No sé cómo clasificar los aeropuertos. Según me haya ido en ellos, claro. Ya se sabe que las autoridades locales luchan con ahínco por hacer las cosas más cómodas a los pasajeros (y, de paso, sacarles alguna rentabilidad: hoy en día, las tiendas, las marcas, las supuestas tax-free no dejan que se les vaya indemne pasajero alguno, ya se lleve un perfume, un reloj de marca o un billete de lotería). Los grandes aeropuertos se han convertido en centros comerciales: terminada la compra, en lugar de salir a la calle, lo conducen a uno a una pequeña puerta que da a un estrecho pasillo y, luego, a un avión aún más estrecho que lo acaba depositando a miles de kilómetros. Creo que, hace muchos años, dejé atrás este concepto de la comodidad. ¿Aeropuertos? Se lleva la palma el de Lukla, un pueblucho a media ladera de la ascensión al campamento base del Everest. Nada que no pueda esperarse del deporte de riesgo. Con la única emoción añadida de que la pista de aterrizaje, además de muy corta, está en pendiente, de tal modo que va uno haciéndole un triduo a la Macarena para que el piloto acierte a la primera. El aeropuerto de Skiathos, en las islas griegas, también es peculiar: la pista es muy corta y va desde el fondo de la rada en la que están los pesqueros y una docena de restaurantes para acabar en el mar al otro lado de la isla después de un tramo de rodadura breve y angustioso con un monte de frente. No hay término medio: uno se ahoga o se estampa. En ocasiones, el avión se detiene frente a la terminal.

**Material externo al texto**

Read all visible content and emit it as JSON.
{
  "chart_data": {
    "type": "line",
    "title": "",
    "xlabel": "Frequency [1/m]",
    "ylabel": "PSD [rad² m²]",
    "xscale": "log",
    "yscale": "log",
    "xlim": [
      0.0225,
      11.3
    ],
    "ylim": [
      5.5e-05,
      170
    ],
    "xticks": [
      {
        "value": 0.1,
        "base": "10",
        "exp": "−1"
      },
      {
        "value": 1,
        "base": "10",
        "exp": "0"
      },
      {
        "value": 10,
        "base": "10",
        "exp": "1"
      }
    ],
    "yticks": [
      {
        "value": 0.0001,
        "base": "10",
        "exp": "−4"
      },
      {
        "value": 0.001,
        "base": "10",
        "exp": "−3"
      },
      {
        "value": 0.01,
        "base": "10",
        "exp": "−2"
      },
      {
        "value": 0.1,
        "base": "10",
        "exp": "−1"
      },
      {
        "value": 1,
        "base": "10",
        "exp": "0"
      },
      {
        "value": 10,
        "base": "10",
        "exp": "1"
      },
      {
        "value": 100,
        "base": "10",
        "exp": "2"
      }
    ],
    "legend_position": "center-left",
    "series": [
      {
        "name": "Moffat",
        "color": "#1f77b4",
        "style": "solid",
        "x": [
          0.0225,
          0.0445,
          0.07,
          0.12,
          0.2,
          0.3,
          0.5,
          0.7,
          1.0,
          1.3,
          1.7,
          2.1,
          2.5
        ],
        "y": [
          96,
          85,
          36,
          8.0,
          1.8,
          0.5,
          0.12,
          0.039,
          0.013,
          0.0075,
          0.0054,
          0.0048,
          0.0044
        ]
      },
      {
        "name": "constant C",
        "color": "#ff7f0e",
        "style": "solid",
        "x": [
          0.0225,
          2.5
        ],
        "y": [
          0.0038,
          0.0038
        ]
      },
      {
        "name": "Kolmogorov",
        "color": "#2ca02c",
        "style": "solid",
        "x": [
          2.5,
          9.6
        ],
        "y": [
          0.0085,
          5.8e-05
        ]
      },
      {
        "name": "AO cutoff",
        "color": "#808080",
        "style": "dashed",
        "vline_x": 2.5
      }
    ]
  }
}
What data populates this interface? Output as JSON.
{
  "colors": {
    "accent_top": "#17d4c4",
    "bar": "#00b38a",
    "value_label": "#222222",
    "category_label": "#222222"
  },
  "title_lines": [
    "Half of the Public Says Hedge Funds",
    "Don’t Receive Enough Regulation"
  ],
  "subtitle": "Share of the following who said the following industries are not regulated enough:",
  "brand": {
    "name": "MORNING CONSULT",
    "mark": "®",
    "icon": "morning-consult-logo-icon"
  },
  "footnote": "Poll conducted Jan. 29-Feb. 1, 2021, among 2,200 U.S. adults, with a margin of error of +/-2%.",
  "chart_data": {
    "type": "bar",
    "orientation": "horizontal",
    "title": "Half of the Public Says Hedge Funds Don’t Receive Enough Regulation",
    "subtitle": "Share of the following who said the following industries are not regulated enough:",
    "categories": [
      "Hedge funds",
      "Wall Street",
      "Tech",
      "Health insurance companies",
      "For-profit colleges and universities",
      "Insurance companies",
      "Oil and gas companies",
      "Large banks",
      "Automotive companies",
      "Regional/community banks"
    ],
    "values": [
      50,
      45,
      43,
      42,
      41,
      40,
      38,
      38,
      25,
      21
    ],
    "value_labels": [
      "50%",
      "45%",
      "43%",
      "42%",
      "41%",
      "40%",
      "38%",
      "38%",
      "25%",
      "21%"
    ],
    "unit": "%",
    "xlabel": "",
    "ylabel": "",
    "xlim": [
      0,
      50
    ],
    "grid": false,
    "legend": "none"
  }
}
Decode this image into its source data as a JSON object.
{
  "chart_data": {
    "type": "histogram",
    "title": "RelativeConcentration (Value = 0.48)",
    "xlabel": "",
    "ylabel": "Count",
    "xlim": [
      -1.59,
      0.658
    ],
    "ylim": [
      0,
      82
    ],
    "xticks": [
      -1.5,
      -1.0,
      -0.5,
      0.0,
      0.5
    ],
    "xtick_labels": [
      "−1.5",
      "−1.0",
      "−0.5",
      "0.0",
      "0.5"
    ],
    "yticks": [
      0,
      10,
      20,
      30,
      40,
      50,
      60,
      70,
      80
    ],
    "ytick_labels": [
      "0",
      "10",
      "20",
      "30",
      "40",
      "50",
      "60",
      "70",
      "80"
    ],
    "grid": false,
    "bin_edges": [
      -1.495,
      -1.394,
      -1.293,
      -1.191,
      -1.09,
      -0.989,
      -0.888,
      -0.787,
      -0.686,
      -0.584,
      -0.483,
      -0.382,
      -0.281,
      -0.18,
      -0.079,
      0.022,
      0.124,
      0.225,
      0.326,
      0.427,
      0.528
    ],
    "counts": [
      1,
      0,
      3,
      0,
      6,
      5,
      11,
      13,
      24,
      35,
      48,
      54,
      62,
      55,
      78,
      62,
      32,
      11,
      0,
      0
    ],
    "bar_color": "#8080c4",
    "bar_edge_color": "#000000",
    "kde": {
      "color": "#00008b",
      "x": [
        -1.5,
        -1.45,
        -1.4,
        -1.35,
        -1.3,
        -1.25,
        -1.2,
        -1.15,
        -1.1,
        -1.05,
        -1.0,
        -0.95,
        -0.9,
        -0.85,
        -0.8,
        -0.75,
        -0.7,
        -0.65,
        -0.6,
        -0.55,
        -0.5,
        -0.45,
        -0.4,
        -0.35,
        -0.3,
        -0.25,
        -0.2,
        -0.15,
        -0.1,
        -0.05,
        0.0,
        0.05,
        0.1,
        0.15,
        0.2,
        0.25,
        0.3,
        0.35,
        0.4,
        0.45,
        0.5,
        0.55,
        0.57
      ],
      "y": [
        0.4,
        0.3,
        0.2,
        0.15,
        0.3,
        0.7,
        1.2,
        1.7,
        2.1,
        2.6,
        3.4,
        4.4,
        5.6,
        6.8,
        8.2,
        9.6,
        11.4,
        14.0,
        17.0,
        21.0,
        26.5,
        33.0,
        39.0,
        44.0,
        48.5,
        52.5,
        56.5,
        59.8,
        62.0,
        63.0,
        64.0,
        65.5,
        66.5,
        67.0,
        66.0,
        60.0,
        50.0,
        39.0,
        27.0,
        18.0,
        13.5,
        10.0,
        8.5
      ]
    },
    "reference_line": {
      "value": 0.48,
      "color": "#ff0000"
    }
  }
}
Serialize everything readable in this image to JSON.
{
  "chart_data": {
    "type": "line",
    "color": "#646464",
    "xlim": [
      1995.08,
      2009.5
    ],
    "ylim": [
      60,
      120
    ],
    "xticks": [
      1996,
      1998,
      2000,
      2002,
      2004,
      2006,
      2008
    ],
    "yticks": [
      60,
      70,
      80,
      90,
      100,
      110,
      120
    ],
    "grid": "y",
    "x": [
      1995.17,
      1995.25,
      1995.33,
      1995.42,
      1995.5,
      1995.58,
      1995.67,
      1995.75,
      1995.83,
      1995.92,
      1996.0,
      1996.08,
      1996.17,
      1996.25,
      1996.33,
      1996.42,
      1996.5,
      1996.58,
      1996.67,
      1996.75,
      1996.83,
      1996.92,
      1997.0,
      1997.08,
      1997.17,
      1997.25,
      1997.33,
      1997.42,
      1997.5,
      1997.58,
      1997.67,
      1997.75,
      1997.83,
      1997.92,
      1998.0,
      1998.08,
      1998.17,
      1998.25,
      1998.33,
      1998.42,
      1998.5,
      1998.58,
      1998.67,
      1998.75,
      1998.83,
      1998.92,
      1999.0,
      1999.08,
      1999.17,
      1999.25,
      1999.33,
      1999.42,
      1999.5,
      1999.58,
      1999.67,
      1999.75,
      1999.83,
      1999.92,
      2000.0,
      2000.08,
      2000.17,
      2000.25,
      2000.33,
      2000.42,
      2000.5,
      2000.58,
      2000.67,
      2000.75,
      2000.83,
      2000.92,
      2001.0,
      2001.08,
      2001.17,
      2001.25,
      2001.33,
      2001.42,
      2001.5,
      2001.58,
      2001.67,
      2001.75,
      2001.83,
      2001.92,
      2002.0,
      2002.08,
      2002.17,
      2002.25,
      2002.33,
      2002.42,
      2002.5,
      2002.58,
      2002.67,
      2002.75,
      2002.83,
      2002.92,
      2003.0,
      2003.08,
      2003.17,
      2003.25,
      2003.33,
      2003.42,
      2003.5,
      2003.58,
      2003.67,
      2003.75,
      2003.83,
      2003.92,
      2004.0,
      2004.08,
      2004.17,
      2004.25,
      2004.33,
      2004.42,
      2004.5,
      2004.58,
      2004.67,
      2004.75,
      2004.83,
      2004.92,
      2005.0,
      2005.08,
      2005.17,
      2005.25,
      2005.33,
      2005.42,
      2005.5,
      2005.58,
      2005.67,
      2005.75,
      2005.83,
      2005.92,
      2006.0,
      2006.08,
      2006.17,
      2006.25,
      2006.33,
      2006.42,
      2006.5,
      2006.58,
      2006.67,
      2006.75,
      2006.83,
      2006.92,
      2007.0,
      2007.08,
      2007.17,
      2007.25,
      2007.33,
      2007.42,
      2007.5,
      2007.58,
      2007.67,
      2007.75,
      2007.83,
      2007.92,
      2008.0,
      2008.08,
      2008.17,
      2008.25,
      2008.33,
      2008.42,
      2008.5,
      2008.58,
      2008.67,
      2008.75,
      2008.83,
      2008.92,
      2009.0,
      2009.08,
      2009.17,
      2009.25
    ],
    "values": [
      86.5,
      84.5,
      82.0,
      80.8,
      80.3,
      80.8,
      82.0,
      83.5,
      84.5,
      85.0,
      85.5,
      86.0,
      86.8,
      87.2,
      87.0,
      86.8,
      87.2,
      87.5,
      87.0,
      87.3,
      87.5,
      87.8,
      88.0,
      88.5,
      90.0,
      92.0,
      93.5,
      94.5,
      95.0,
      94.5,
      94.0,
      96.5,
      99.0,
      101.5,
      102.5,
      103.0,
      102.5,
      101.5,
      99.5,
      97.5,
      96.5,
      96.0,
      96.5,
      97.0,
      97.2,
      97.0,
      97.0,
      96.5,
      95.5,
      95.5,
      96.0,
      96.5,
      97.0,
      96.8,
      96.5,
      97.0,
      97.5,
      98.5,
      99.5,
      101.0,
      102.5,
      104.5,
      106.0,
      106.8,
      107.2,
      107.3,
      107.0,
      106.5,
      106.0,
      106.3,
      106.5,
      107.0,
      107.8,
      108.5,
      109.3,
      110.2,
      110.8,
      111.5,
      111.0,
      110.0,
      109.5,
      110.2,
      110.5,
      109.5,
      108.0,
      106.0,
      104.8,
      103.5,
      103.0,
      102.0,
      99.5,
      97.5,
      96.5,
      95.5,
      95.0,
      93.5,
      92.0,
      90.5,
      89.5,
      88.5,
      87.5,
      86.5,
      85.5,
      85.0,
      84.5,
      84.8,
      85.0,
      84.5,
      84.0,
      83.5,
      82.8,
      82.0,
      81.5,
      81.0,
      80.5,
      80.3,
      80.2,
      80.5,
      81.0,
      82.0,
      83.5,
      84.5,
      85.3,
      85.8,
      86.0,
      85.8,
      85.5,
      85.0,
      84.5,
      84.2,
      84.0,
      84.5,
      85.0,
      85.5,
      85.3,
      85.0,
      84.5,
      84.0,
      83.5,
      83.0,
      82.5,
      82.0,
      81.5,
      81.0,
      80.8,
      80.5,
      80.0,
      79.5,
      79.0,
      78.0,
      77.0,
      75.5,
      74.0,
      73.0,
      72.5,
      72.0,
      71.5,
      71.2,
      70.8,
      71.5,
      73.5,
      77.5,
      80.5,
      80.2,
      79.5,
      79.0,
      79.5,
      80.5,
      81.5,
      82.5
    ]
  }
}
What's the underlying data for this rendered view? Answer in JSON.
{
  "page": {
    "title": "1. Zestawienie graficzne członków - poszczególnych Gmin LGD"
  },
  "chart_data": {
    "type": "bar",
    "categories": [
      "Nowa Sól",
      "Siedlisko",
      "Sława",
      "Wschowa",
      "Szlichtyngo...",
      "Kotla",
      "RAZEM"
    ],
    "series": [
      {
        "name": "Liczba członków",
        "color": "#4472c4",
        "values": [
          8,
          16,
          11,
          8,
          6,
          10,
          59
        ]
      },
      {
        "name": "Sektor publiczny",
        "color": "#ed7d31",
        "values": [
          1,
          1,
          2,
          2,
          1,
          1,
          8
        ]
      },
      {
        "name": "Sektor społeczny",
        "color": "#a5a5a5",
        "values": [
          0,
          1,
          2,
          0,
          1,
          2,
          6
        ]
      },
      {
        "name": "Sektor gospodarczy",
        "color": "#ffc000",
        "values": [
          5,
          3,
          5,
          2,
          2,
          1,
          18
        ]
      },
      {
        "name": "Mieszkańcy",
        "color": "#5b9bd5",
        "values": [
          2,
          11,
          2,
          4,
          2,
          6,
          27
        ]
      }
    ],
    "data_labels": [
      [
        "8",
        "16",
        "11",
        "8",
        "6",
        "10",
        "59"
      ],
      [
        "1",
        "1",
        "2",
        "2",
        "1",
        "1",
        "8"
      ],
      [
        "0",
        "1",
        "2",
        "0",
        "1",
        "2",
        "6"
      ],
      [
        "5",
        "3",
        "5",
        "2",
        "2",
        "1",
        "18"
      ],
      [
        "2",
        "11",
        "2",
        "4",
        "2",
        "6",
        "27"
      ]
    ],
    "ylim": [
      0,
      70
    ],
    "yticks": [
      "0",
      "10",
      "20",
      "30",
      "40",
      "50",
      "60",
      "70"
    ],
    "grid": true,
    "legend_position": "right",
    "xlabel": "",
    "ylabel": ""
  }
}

Una vez, volando en Jumbo de Calcuta a Londres, la cabina se llenó de pronto de humo y fue necesario aterrizar a toda velocidad fuera cuál fuera el aeropuerto de allá abajo. Tocó Riga, con su terminal ultramoderna y luminosa. Una bendición, solo empañada por el hecho de que nunca había aterrizado allí un 747 y nadie estaba seguro de que diera la pista. Sigo en el mundo de los mortales.
A veces se comprende que esto de la aviación no es tan arriesgado como parece. En una ocasión, dispuestos a despegar a bordo de un viejo DC3 de cuando la guerra mundial para volar de San José a la isla de San Andrés en el Caribe, noté por la ventanilla que el motor de mi lado perdía aceite. Me acerqué al piloto, le di en el hombro y le señalé la avería. Se levantó de su asiento y armado con una vieja caja de herramientas, procedió a sujetar una tolva con un cable improvisado. Llegamos a San Andrés; sigo en este mundo; la pista era de tierra aplanada y acababa de caerle encima la tormenta tropical de media tarde. Aterrizamos. La terminal era una vieja casamata de metal ondulado con un solo y aburrido individuo uniformado y armado con un tampón de caucho. Un viejo armarito semicongelador tenía algunas coca-colas dentro. Nada que ver con la terminal de Qatar o de Atlanta. ¿Prefiero el riesgo o la comodidad? Aterrizar en Schipol, en Ámsterdam, o en Narita, en Tokio, es estupendo: todo funciona, todo va a toda velocidad en beneficio del pasajero. Una delicia. Por otra parte, aterrizar en Bora-Bora, en la pista que construyeron los americanos a caballo entre la laguna y el océano durante la guerra del Pacífico para que descansaran sus pilotos de combate, tiene poco de comodidad ultra moderna. Pero, amigo, hay pocas cosas que superen lo romántico del traslado en motora desde el pie de pista hasta el hotel con sus cabañas lacustres. Debo de estar anticuado.